À l’appui de cette possibilité, Wang et al. il a été démontré récemment que l’accumulation de lipides dans les macrophages suite à une lésion de la moelle épinière les conduit à développer des caractéristiques des cellules mousseuses et à adopter un phénotype pro-inflammatoire chronique. Il sera intéressant de voir si ce processus est un obstacle à la récupération à la fois de la moelle épinière et du cerveau. Wang et coll. proposer que les traitements qui favorisent la régression de l’athérosclérose, tels que les statines, et / ou les agents qui suppriment les réponses pro-inflammatoires des macrophages, pourraient réduire ou même prévenir les réponses inflammatoires chroniques aux lésions du SNC, favoriser une guérison plus saine et améliorer la récupération. Dans le cas d’un AVC, ils pourraient peut-être même prévenir le développement d’une démence post-AVC.
Résumé
Au cours des dernières décennies, des recherches approfondies sur des modèles animaux et humains ont caractérisé la physiopathologie de l’AVC au cours des premières semaines. En revanche, cependant, il y a eu très peu de recherches sur le stade chronique de l’infarctus. Il s’agit d’un domaine important pour les recherches futures car, comme mentionné précédemment, plus de 10 millions de personnes dans le monde survivent chaque année à un AVC et plus d’un tiers de ces survivants développent par la suite une démence. La ou les causes de cette démence ne sont pas claires et il n’existe actuellement aucun médicament neuroprotecteur capable d’améliorer la récupération et de fournir une protection cognitive pendant la période chronique. Il est possible qu’il existe encore des processus neurodégénératifs qui se déroulent au stade chronique de la récupération de l’AVC, ce qui constitue une cible prometteuse pour le développement de traitements de la démence liée à l’AVC.
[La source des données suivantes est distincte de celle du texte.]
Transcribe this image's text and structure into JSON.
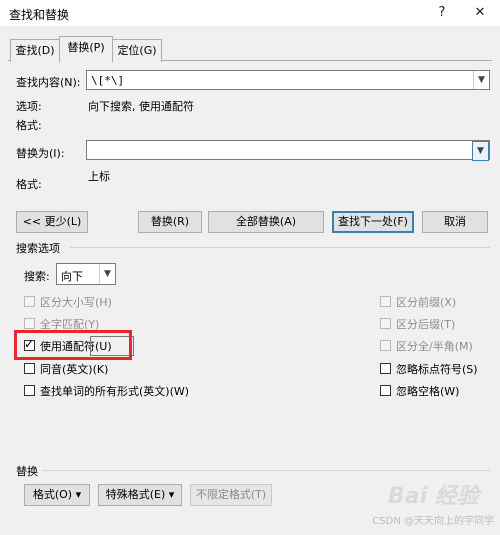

Information financière & divulgation des intérêts concurrents
Ce travail a été soutenu par la subvention du NIH K99NR013593. L’auteur n’a aucune autre affiliation ou implication financière pertinente avec une organisation ou une entité ayant un intérêt financier ou un conflit financier avec le sujet ou les documents discutés dans le manuscrit en dehors de ceux divulgués.
Aucune aide à l’écriture n’a été utilisée pour la production de ce manuscrit.